Sadly, it’s not just the political right that embraces this kind of anti-intellectualism and portrays the values of a small group of people (working-class white men) as more authentic and admirable than the diversity of interests and experiences embraced by others across the rest of the country.

In her book “White Working Class,” Joan C. Williams argues that coastal liberals making disparaging comments about “plumber butt” caused our current cultural divide.
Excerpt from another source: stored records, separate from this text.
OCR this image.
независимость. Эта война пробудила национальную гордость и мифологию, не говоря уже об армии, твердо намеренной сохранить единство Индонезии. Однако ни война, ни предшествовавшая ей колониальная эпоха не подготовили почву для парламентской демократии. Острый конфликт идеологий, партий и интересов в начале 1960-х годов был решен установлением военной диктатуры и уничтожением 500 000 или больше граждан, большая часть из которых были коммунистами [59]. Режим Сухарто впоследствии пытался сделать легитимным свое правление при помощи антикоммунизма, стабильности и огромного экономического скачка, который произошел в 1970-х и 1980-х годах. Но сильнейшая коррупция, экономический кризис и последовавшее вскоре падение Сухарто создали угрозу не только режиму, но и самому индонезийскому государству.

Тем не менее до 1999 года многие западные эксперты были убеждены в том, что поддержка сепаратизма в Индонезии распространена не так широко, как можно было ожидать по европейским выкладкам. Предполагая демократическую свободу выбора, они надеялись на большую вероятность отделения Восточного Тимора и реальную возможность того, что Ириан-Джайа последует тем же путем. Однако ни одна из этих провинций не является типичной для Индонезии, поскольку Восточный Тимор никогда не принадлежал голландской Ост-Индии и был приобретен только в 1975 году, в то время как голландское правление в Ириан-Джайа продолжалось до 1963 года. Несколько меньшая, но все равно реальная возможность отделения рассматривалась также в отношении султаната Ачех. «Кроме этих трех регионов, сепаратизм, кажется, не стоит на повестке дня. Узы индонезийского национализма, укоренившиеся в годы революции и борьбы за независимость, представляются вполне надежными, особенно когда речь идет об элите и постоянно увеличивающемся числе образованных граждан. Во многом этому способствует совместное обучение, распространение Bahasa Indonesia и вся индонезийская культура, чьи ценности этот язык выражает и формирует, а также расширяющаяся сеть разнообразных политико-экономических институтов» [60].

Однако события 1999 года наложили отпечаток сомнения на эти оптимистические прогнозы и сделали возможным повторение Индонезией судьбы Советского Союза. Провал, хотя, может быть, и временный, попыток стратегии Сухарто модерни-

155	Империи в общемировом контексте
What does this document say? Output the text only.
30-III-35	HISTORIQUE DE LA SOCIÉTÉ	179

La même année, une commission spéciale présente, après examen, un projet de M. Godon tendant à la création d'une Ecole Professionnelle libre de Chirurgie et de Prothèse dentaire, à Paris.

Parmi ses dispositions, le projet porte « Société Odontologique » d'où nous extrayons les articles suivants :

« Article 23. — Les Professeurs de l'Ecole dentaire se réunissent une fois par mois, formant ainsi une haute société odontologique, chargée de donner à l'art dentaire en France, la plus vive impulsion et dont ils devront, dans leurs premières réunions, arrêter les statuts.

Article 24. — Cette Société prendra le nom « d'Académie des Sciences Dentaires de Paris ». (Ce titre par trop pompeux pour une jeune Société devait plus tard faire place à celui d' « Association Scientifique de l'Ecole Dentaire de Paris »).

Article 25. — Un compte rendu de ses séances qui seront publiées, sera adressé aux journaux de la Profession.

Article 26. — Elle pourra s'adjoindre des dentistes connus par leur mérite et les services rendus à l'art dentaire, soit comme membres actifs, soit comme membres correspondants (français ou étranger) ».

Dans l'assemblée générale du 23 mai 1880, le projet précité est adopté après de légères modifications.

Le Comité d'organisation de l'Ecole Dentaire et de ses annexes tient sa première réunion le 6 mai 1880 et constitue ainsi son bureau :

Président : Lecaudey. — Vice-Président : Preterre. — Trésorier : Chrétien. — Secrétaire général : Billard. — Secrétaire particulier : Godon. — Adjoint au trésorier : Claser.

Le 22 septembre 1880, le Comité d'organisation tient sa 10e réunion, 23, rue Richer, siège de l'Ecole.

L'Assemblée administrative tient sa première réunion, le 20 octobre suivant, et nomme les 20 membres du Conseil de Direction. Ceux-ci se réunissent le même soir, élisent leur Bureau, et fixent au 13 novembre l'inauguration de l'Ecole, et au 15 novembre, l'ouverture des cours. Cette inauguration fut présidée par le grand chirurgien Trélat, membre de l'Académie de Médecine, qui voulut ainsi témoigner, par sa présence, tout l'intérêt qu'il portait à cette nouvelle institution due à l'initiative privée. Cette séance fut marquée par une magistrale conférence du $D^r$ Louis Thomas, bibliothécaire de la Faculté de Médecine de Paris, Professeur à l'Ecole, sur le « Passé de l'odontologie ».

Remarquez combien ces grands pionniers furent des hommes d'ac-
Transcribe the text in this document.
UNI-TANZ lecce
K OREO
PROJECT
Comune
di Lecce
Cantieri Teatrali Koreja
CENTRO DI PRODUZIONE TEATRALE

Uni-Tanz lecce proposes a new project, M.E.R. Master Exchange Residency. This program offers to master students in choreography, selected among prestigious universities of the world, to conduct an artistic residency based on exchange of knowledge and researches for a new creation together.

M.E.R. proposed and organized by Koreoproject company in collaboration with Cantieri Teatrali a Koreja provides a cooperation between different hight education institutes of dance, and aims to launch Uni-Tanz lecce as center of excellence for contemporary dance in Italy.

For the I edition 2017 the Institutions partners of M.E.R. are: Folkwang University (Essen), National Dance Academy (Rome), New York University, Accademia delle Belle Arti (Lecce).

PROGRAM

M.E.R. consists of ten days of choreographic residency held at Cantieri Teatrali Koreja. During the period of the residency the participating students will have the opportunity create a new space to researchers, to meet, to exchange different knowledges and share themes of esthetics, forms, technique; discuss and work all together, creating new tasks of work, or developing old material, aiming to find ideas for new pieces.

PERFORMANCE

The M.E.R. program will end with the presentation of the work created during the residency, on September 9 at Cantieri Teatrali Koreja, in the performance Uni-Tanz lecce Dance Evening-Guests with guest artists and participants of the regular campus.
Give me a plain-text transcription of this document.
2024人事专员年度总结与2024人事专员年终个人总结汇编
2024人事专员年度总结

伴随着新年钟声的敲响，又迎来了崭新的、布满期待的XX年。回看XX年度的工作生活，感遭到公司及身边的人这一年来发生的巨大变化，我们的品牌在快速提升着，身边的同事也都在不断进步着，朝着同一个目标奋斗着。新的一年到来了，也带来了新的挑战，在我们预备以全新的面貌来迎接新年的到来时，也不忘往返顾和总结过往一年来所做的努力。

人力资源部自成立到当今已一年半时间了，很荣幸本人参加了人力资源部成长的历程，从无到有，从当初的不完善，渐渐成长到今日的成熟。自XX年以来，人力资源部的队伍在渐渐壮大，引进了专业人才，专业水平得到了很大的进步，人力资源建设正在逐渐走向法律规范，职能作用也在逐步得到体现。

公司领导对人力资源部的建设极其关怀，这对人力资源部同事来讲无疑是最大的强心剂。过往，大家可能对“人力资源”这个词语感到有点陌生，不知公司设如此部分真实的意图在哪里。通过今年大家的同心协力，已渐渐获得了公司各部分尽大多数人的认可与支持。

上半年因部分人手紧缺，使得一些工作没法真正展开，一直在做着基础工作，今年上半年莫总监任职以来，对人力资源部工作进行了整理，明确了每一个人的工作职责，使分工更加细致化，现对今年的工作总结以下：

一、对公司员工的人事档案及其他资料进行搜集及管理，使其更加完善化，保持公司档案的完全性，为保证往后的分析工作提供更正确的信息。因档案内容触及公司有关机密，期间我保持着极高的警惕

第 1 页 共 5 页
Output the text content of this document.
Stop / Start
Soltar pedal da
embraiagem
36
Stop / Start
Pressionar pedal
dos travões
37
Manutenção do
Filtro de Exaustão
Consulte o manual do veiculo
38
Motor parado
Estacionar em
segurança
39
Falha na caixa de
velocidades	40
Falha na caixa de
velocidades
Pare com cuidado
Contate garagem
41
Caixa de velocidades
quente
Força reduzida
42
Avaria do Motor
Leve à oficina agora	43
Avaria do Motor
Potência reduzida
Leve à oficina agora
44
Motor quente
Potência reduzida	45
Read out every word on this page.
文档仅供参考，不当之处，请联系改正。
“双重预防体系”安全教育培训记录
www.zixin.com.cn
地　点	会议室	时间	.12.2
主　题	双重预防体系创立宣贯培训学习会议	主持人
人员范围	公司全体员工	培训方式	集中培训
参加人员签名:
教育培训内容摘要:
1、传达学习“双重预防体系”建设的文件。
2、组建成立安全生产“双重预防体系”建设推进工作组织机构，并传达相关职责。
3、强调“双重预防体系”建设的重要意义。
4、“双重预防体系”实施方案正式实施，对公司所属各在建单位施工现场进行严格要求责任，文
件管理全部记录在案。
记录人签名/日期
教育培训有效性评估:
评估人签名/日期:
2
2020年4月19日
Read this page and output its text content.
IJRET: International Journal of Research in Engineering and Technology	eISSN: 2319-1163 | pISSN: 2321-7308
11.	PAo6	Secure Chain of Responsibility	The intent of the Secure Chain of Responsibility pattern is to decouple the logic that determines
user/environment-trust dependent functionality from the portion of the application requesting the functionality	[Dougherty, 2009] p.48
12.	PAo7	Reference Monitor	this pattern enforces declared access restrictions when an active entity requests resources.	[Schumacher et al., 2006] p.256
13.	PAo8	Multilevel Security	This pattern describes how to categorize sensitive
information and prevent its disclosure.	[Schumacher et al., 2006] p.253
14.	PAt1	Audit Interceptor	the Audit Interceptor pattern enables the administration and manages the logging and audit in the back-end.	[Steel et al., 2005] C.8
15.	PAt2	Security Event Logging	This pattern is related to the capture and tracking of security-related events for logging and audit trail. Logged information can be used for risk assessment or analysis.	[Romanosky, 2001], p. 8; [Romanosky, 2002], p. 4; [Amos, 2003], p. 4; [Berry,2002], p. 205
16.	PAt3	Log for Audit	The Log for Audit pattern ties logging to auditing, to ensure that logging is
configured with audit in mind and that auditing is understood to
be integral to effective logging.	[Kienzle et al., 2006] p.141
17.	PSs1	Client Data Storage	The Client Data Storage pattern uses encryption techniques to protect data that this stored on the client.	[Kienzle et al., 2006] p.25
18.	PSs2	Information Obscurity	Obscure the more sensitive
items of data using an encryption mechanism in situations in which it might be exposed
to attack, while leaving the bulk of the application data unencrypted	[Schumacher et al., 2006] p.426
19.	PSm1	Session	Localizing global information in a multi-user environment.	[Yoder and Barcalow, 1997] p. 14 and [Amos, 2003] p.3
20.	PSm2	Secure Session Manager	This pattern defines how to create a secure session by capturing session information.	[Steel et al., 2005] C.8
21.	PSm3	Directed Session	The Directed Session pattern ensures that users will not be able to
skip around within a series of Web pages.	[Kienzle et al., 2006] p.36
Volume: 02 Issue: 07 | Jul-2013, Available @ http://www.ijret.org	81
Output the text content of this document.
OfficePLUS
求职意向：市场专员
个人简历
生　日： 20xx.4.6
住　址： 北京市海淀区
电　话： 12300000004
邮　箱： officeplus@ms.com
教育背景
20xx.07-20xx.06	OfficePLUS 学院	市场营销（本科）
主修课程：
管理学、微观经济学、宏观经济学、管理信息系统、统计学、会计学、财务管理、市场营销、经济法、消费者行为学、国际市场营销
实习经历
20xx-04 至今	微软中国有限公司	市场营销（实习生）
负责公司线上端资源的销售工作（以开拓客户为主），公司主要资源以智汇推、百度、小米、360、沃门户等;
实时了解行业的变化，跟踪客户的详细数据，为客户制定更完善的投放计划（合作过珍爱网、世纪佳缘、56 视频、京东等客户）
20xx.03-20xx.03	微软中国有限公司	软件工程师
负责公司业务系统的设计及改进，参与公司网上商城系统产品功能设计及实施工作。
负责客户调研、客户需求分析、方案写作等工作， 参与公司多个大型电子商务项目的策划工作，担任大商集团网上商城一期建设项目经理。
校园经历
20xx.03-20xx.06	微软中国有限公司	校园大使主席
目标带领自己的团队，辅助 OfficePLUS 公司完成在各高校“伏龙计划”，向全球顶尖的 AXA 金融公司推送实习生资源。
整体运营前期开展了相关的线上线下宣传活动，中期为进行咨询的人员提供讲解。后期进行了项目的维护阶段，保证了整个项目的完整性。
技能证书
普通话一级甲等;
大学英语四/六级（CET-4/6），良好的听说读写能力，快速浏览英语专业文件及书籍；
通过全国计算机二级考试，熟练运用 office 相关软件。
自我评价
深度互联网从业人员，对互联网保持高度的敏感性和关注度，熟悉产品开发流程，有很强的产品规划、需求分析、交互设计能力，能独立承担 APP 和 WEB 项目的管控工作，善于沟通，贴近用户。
The far left is doing it, too, in its knee-jerk anti-liberalism — it’s not the corporate GOP and its reactionary base that’s the problem, this argument goes, it’s liberal technocrats, who have the audacity to rely on things such as education, expertise and data to drive policy.

It’s a sad state of affairs when one of the most prosperous nations on earth doesn’t ask, “How can we give every person in this country greater access to education and the information, critical thinking skills, social mobility and higher paying jobs that come with it?” but instead looks at the best educated among us as a problem: inherently flawed and inauthentic, elitist instead of aspirational.

There remain significant formal barriers to a decent education at the primary, secondary and collegiate levels in the United States — barriers we could easily tear down with greater resources and investments of money, time and professionalism. Pointing the finger at educated liberals and our alleged elitism does nothing to address the problem.

Education doesn’t necessarily make you smarter, although, hopefully, it makes you more knowledgeable, and shapes you into a more careful thinker. Active hostility to education, on the other hand, and political policies that reflect that antagonism, make our entire country dumber.